In this section, we take the ASCII Mandelbrot fractal renderer that we implemented in Chapter 23, Advanced Use of STL Algorithms. First, we are going to make the calculation take much more time by incrementing the calculation limit. Then we get some speedup by doing only four little changes to the program in order to parallelize it:
- In order to follow the steps, it is best to just copy the whole program from the other recipe. Then follow the instructions in the following steps in order to do all needed adjustments. All differences from the original program are highlighted in bold.

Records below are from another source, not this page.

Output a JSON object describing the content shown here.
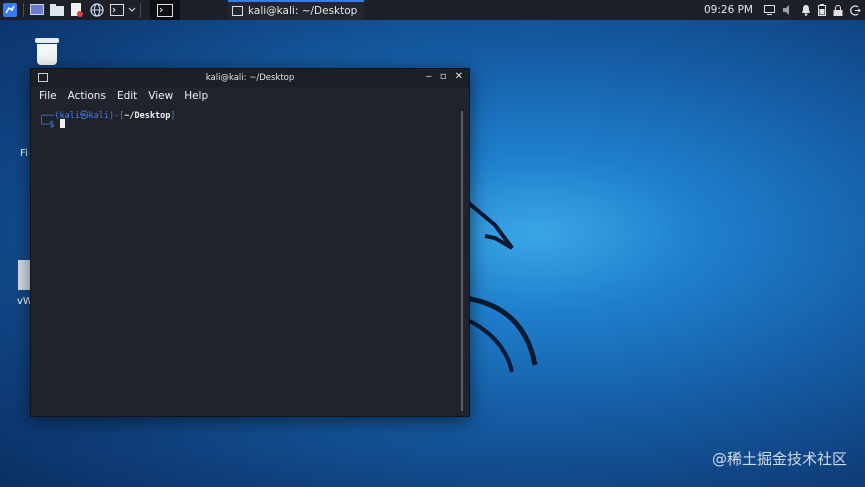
{
  "panel": {
    "active_window_title": "kali@kali: ~/Desktop",
    "clock": "09:26 PM"
  },
  "desktop": {
    "icon_labels": [
      "Fi",
      "vW"
    ]
  },
  "terminal": {
    "title": "kali@kali: ~/Desktop",
    "menu": [
      "File",
      "Actions",
      "Edit",
      "View",
      "Help"
    ],
    "prompt_top_prefix": "┌──(",
    "prompt_user": "kali㉿kali",
    "prompt_mid": ")-[",
    "prompt_path": "~/Desktop",
    "prompt_end": "]",
    "prompt_bottom_prefix": "└─",
    "prompt_symbol": "$"
  },
  "watermark": "@稀土掘金技术社区",
  "colors": {
    "panel_bg": "#1d2028",
    "accent": "#367bf0",
    "terminal_bg": "#20242c",
    "prompt_blue": "#3c7ff5"
  }
}
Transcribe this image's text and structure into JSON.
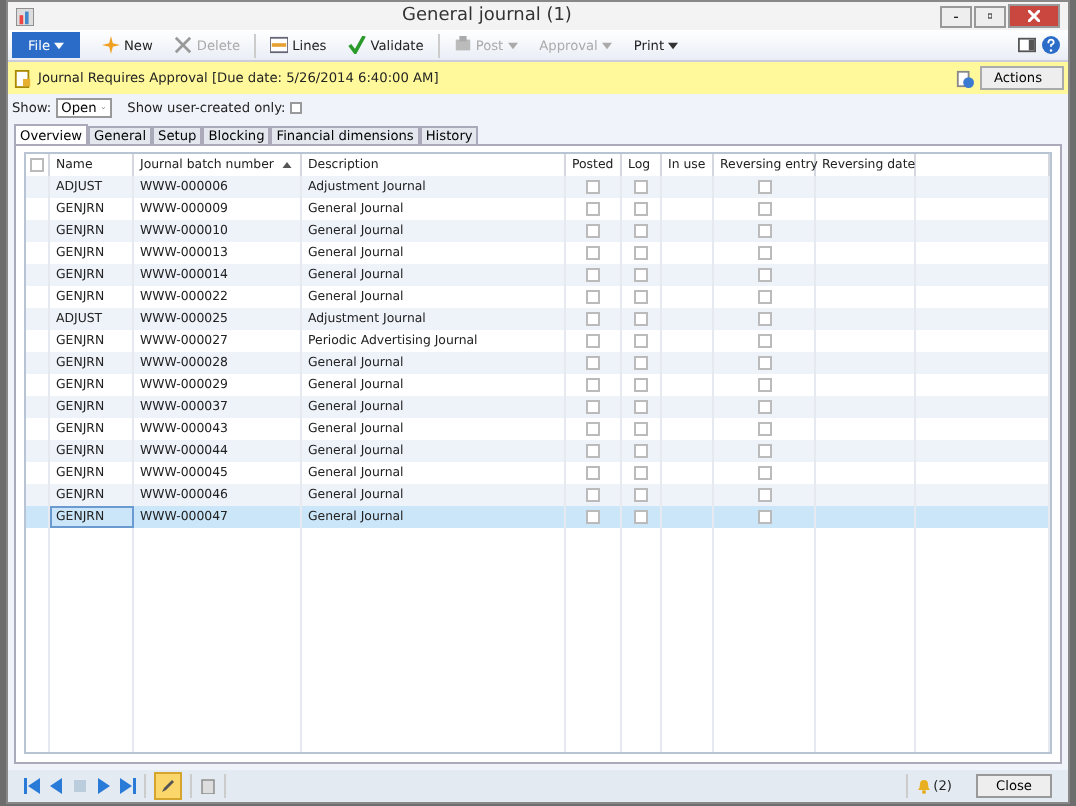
{
  "window": {
    "title": "General journal (1)"
  },
  "toolbar": [
    {
      "kind": "file",
      "label": "File",
      "disabled": false,
      "dropdown": true
    },
    {
      "kind": "new",
      "label": "New",
      "disabled": false,
      "dropdown": false
    },
    {
      "kind": "delete",
      "label": "Delete",
      "disabled": true,
      "dropdown": false
    },
    {
      "kind": "lines",
      "label": "Lines",
      "disabled": false,
      "dropdown": false
    },
    {
      "kind": "validate",
      "label": "Validate",
      "disabled": false,
      "dropdown": false
    },
    {
      "kind": "post",
      "label": "Post",
      "disabled": true,
      "dropdown": true
    },
    {
      "kind": "approval",
      "label": "Approval",
      "disabled": true,
      "dropdown": true
    },
    {
      "kind": "print",
      "label": "Print",
      "disabled": false,
      "dropdown": true
    }
  ],
  "notice": {
    "text": "Journal Requires Approval  [Due date: 5/26/2014 6:40:00 AM]",
    "actions": "Actions"
  },
  "filter": {
    "show_label": "Show:",
    "show_value": "Open",
    "user_created_label": "Show user-created only:",
    "user_created_checked": false
  },
  "tabs": [
    {
      "label": "Overview",
      "selected": true
    },
    {
      "label": "General",
      "selected": false
    },
    {
      "label": "Setup",
      "selected": false
    },
    {
      "label": "Blocking",
      "selected": false
    },
    {
      "label": "Financial dimensions",
      "selected": false
    },
    {
      "label": "History",
      "selected": false
    }
  ],
  "table": {
    "select_all": false,
    "columns": [
      "Name",
      "Journal batch number",
      "Description",
      "Posted",
      "Log",
      "In use",
      "Reversing entry",
      "Reversing date"
    ],
    "rows": [
      {
        "name": "ADJUST",
        "batch": "WWW-000006",
        "description": "Adjustment Journal",
        "posted": false,
        "log": false,
        "reversing_entry": false,
        "selected": false
      },
      {
        "name": "GENJRN",
        "batch": "WWW-000009",
        "description": "General Journal",
        "posted": false,
        "log": false,
        "reversing_entry": false,
        "selected": false
      },
      {
        "name": "GENJRN",
        "batch": "WWW-000010",
        "description": "General Journal",
        "posted": false,
        "log": false,
        "reversing_entry": false,
        "selected": false
      },
      {
        "name": "GENJRN",
        "batch": "WWW-000013",
        "description": "General Journal",
        "posted": false,
        "log": false,
        "reversing_entry": false,
        "selected": false
      },
      {
        "name": "GENJRN",
        "batch": "WWW-000014",
        "description": "General Journal",
        "posted": false,
        "log": false,
        "reversing_entry": false,
        "selected": false
      },
      {
        "name": "GENJRN",
        "batch": "WWW-000022",
        "description": "General Journal",
        "posted": false,
        "log": false,
        "reversing_entry": false,
        "selected": false
      },
      {
        "name": "ADJUST",
        "batch": "WWW-000025",
        "description": "Adjustment Journal",
        "posted": false,
        "log": false,
        "reversing_entry": false,
        "selected": false
      },
      {
        "name": "GENJRN",
        "batch": "WWW-000027",
        "description": "Periodic Advertising  Journal",
        "posted": false,
        "log": false,
        "reversing_entry": false,
        "selected": false
      },
      {
        "name": "GENJRN",
        "batch": "WWW-000028",
        "description": "General Journal",
        "posted": false,
        "log": false,
        "reversing_entry": false,
        "selected": false
      },
      {
        "name": "GENJRN",
        "batch": "WWW-000029",
        "description": "General Journal",
        "posted": false,
        "log": false,
        "reversing_entry": false,
        "selected": false
      },
      {
        "name": "GENJRN",
        "batch": "WWW-000037",
        "description": "General Journal",
        "posted": false,
        "log": false,
        "reversing_entry": false,
        "selected": false
      },
      {
        "name": "GENJRN",
        "batch": "WWW-000043",
        "description": "General Journal",
        "posted": false,
        "log": false,
        "reversing_entry": false,
        "selected": false
      },
      {
        "name": "GENJRN",
        "batch": "WWW-000044",
        "description": "General Journal",
        "posted": false,
        "log": false,
        "reversing_entry": false,
        "selected": false
      },
      {
        "name": "GENJRN",
        "batch": "WWW-000045",
        "description": "General Journal",
        "posted": false,
        "log": false,
        "reversing_entry": false,
        "selected": false
      },
      {
        "name": "GENJRN",
        "batch": "WWW-000046",
        "description": "General Journal",
        "posted": false,
        "log": false,
        "reversing_entry": false,
        "selected": false
      },
      {
        "name": "GENJRN",
        "batch": "WWW-000047",
        "description": "General Journal",
        "posted": false,
        "log": false,
        "reversing_entry": false,
        "selected": true
      }
    ]
  },
  "status_bar": {
    "alerts": "(2)",
    "close": "Close"
  }
}
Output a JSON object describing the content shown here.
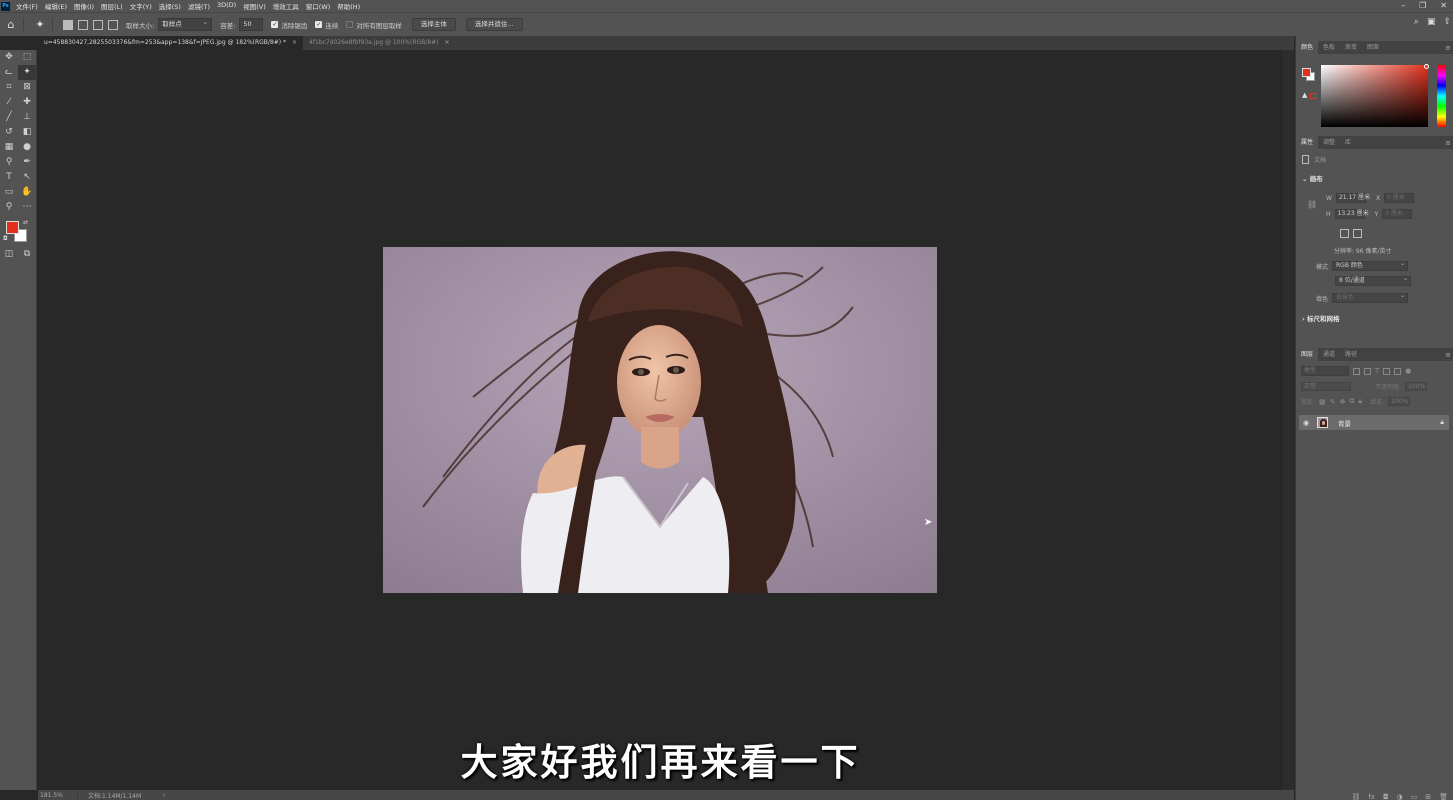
{
  "menu": {
    "items": [
      "文件(F)",
      "编辑(E)",
      "图像(I)",
      "图层(L)",
      "文字(Y)",
      "选择(S)",
      "滤镜(T)",
      "3D(D)",
      "视图(V)",
      "增效工具",
      "窗口(W)",
      "帮助(H)"
    ]
  },
  "options": {
    "sample_size_label": "取样大小:",
    "sample_size_value": "取样点",
    "tolerance_label": "容差:",
    "tolerance_value": "50",
    "antialias_label": "消除锯齿",
    "contiguous_label": "连续",
    "all_layers_label": "对所有图层取样",
    "select_subject_label": "选择主体",
    "select_mask_label": "选择并遮住..."
  },
  "tabs": [
    {
      "label": "u=458830427,2825503376&fm=253&app=138&f=JPEG.jpg @ 182%(RGB/8#) *"
    },
    {
      "label": "4f1bc7d026e8fbf93a.jpg @ 100%(RGB/8#)"
    }
  ],
  "canvas": {
    "subtitle": "大家好我们再来看一下"
  },
  "status": {
    "zoom": "181.5%",
    "doc": "文档:1.14M/1.14M"
  },
  "color_panel": {
    "tabs": [
      "颜色",
      "色板",
      "渐变",
      "图案"
    ],
    "foreground": "#e2301c",
    "background": "#ffffff"
  },
  "properties": {
    "tabs": [
      "属性",
      "调整",
      "库"
    ],
    "doc_label": "文档",
    "canvas_section": "画布",
    "w_label": "W",
    "w_value": "21.17 厘米",
    "x_label": "X",
    "x_value": "0 厘米",
    "h_label": "H",
    "h_value": "13.23 厘米",
    "y_label": "Y",
    "y_value": "0 厘米",
    "resolution": "分辨率: 96 像素/英寸",
    "mode_label": "模式",
    "mode_value": "RGB 颜色",
    "depth_value": "8 位/通道",
    "fill_label": "填色",
    "fill_value": "背景色",
    "rulers_section": "标尺和网格"
  },
  "layers": {
    "tabs": [
      "图层",
      "通道",
      "路径"
    ],
    "kind_placeholder": "类型",
    "blend_mode": "正常",
    "opacity_label": "不透明度:",
    "opacity_value": "100%",
    "lock_label": "锁定:",
    "fill_label": "填充:",
    "fill_value": "100%",
    "layer_name": "背景"
  }
}
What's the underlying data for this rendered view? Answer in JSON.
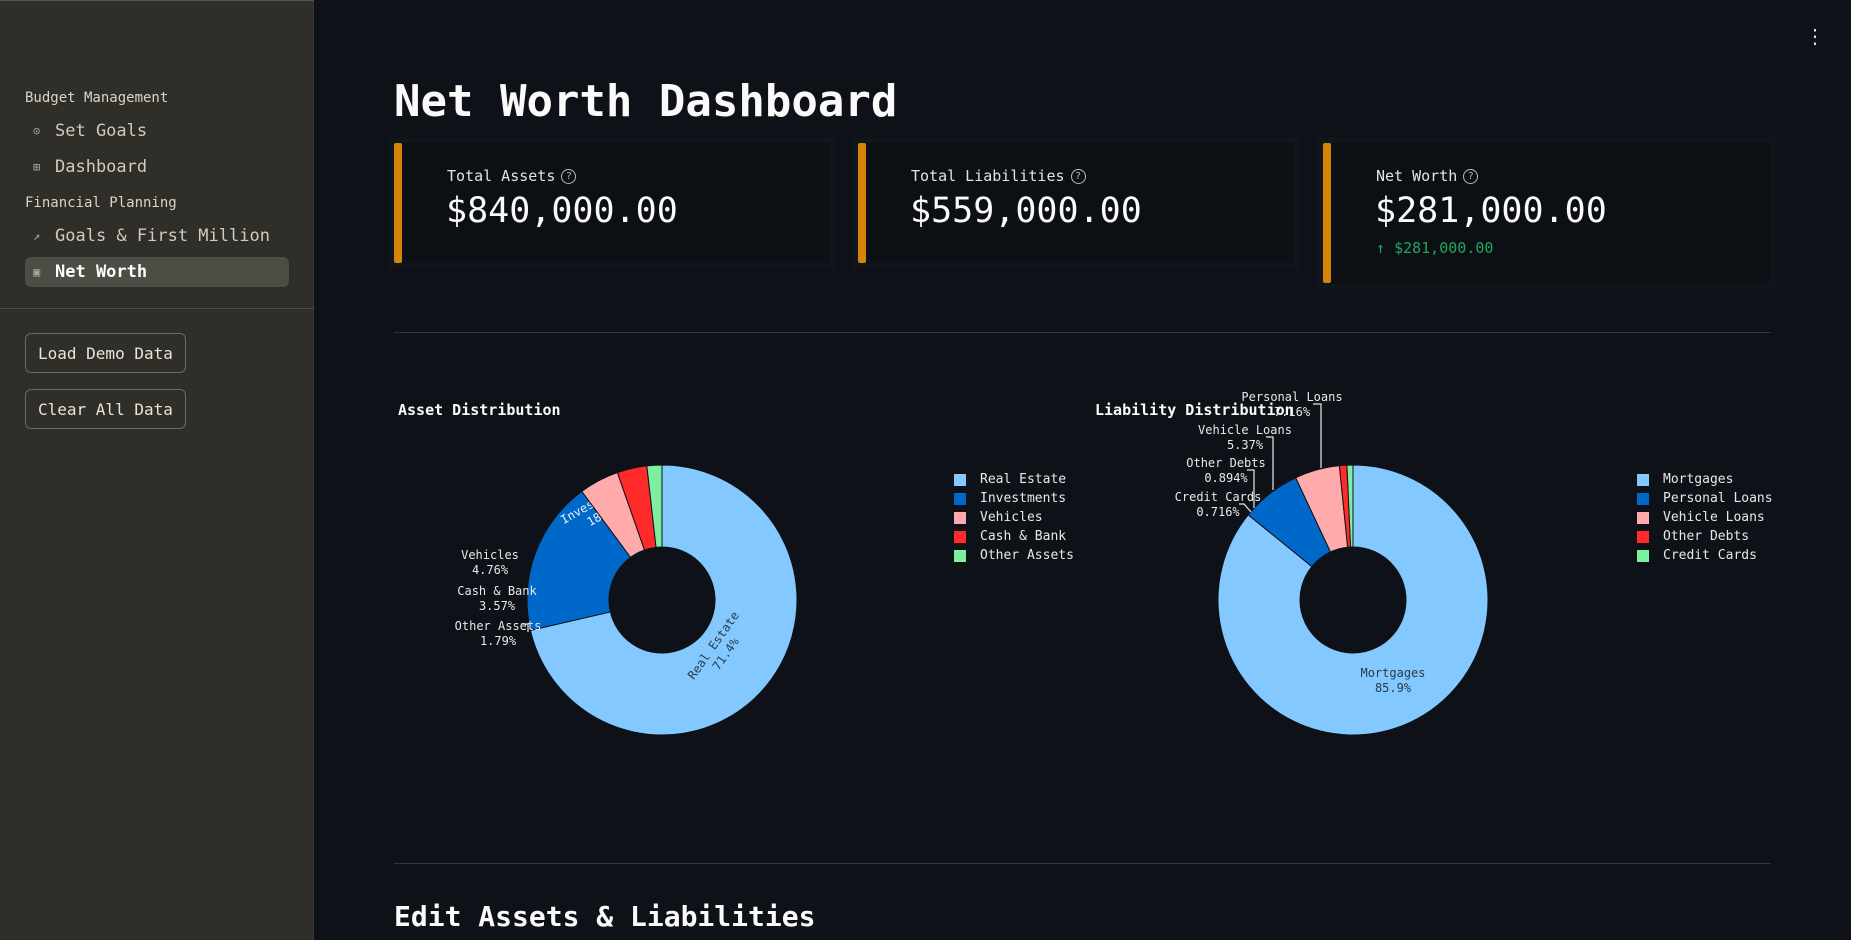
{
  "sidebar": {
    "groups": [
      {
        "title": "Budget Management"
      },
      {
        "title": "Financial Planning"
      }
    ],
    "items": [
      {
        "label": "Set Goals",
        "icon": "target-icon"
      },
      {
        "label": "Dashboard",
        "icon": "grid-icon"
      },
      {
        "label": "Goals & First Million",
        "icon": "trend-icon"
      },
      {
        "label": "Net Worth",
        "icon": "wallet-icon",
        "active": true
      }
    ],
    "buttons": {
      "load_demo": "Load Demo Data",
      "clear_all": "Clear All Data"
    }
  },
  "page_title": "Net Worth Dashboard",
  "metrics": [
    {
      "label": "Total Assets",
      "value": "$840,000.00"
    },
    {
      "label": "Total Liabilities",
      "value": "$559,000.00"
    },
    {
      "label": "Net Worth",
      "value": "$281,000.00",
      "delta": "$281,000.00"
    }
  ],
  "colors": {
    "accent": "#d4840a",
    "positive": "#21a65b"
  },
  "section_title": "Edit Assets & Liabilities",
  "chart_data": [
    {
      "type": "pie",
      "title": "Asset Distribution",
      "categories": [
        "Real Estate",
        "Investments",
        "Vehicles",
        "Cash & Bank",
        "Other Assets"
      ],
      "values": [
        71.4,
        18.5,
        4.76,
        3.57,
        1.79
      ],
      "labels": [
        "71.4%",
        "18.5%",
        "4.76%",
        "3.57%",
        "1.79%"
      ],
      "colors": [
        "#83c9ff",
        "#0068c9",
        "#ffabab",
        "#ff2b2b",
        "#7defa1"
      ],
      "hole": true,
      "legend": "right"
    },
    {
      "type": "pie",
      "title": "Liability Distribution",
      "categories": [
        "Mortgages",
        "Personal Loans",
        "Vehicle Loans",
        "Other Debts",
        "Credit Cards"
      ],
      "values": [
        85.9,
        7.16,
        5.37,
        0.894,
        0.716
      ],
      "labels": [
        "85.9%",
        "7.16%",
        "5.37%",
        "0.894%",
        "0.716%"
      ],
      "colors": [
        "#83c9ff",
        "#0068c9",
        "#ffabab",
        "#ff2b2b",
        "#7defa1"
      ],
      "hole": true,
      "legend": "right"
    }
  ]
}
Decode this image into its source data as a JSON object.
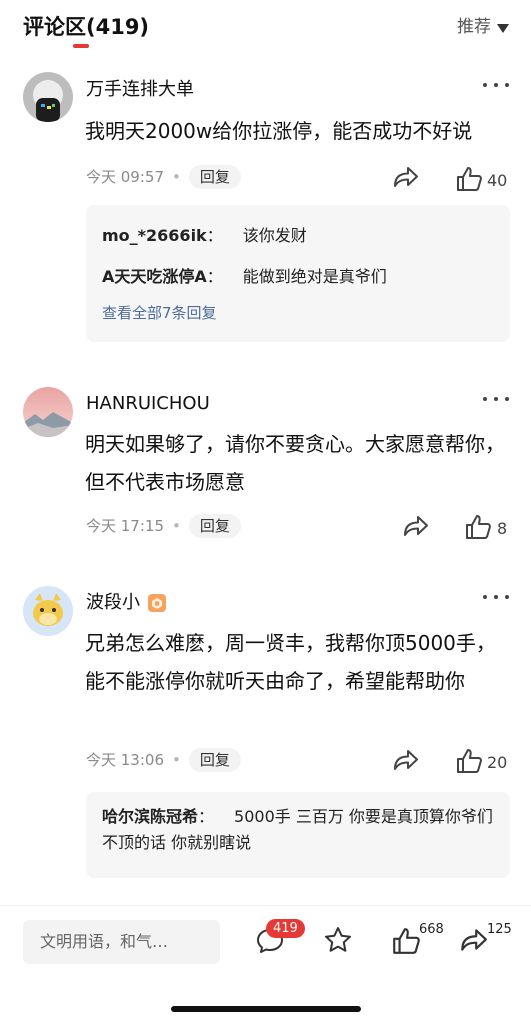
{
  "header": {
    "title": "评论区(419)",
    "sort_label": "推荐"
  },
  "comments": [
    {
      "author": "万手连排大单",
      "content": "我明天2000w给你拉涨停，能否成功不好说",
      "time": "今天 09:57",
      "reply_label": "回复",
      "likes": "40",
      "replies": [
        {
          "name": "mo_*2666ik",
          "sep": "：",
          "text": "该你发财"
        },
        {
          "name": "A天天吃涨停A",
          "sep": "：",
          "text": "能做到绝对是真爷们"
        }
      ],
      "view_all": "查看全部7条回复"
    },
    {
      "author": "HANRUICHOU",
      "content": "明天如果够了，请你不要贪心。大家愿意帮你，但不代表市场愿意",
      "time": "今天 17:15",
      "reply_label": "回复",
      "likes": "8"
    },
    {
      "author": "波段小",
      "content": "兄弟怎么难麽，周一贤丰，我帮你顶5000手，能不能涨停你就听天由命了，希望能帮助你",
      "time": "今天 13:06",
      "reply_label": "回复",
      "likes": "20",
      "replies": [
        {
          "name": "哈尔滨陈冠希",
          "sep": "：",
          "text": "5000手 三百万 你要是真顶算你爷们 不顶的话 你就别瞎说"
        }
      ]
    }
  ],
  "bottom_bar": {
    "input_placeholder": "文明用语，和气…",
    "comment_count": "419",
    "like_count": "668",
    "share_count": "125"
  },
  "colors": {
    "accent": "#e53935",
    "link": "#4a6c9a",
    "muted": "#8a8a8a"
  },
  "icons": [
    "chevron-down-icon",
    "more-icon",
    "share-icon",
    "thumbs-up-icon",
    "comment-icon",
    "star-icon"
  ]
}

The first change is an additional header, <future>:
#include <iostream>
#include <algorithm>
#include <iterator>
#include <complex>
#include <numeric>
#include <vector>
#include <future>
using namespace std;
- The scaler and scaled_cmplx functions don't need any change:
using cmplx = complex<double>;
static auto scaler(int min_from, int max_from,
double min_to, double max_to)
{
const int w_from {max_from - min_from};
const double w_to {max_to - min_to};
const int mid_from {(max_from - min_from) / 2 + min_from};
const double mid_to {(max_to - min_to) / 2.0 + min_to};
return [=] (int from) {
return double(from - mid_from) / w_from * w_to + mid_to;
};
}
template <typename A, typename B>
static auto scaled_cmplx(A scaler_x, B scaler_y)
{
return [=](int x, int y) {
return cmplx{scaler_x(x), scaler_y(y)};
};
}
- In the function mandelbrot_iterations, we are just going to increment the number of iterations in order to make the program a bit more computation-heavy:
static auto mandelbrot_iterations(cmplx c)
{
cmplx z {};
size_t iterations {0};
const size_t max_iterations {100000};
while (abs(z) < 2 && iterations < max_iterations) {
++iterations;
z = pow(z, 2) + c;
}
return iterations;
}
- Then we have a part of the main function that does not need any change again:
int main()
{
const size_t w {100};
const size_t h {40};
auto scale (scaled_cmplx(
scaler(0, w, -2.0, 1.0),
scaler(0, h, -1.0, 1.0)
));
auto i_to_xy ([=](int x) {
return scale(x % w, x / w);
});
- In the to_iteration_count function, we do not call mandelbrot_iterations(x_to_xy(x)) directly any longer, but make the call asynchronous using std::async:
auto to_iteration_count ([=](int x) {
return async(launch::async,
mandelbrot_iterations, i_to_xy(x));
});
- Before the last change, the function to_iteration_count returned us the number of iterations a specific coordinate needs for the Mandelbrot algorithm to converge. Now it returns a future variable that will contain the same value later because it is computed asynchronously. Because of this, we need a vector that holds all the future values, so let's just add one. The output iterator we provide transform as the third argument must be the begin iterator of the new output vector r:
vector<int> v (w * h);
vector<future<size_t>> r (w * h);
iota(begin(v), end(v), 0);
transform(begin(v), end(v), begin(r),
to_iteration_count);
- The accumulate call which did all the printing for us doesn't get size_t values as its second argument any longer, but future<size_t> values. We need to adapt it to this type (if we had used auto& as its type from the beginning then this would not even be necessary), and then we need to call x.get() where we just accessed x before, in order to wait for the value to arrive:
auto binfunc ([w, n{0}] (auto output_it, future<size_t> &x)
mutable {
*++output_it = (x.get() > 50 ? '*' : ' ');
if (++n % w == 0) { ++output_it = 'n'; }
return output_it;
});
accumulate(begin(r), end(r),
ostream_iterator<char>{cout}, binfunc);
}
- Compiling and running gives us the same output as before. The only interesting difference is the execution speed. If we increase the number of iterations for the original version of the program, too, then the parallelized version should compute faster. On my computer with four CPU cores with hyperthreading (which results in 8 virtual cores), I get different results with GCC and clang. The best speedup is 5.3, and the worst is 3.8. The results will also vary across machines, of course.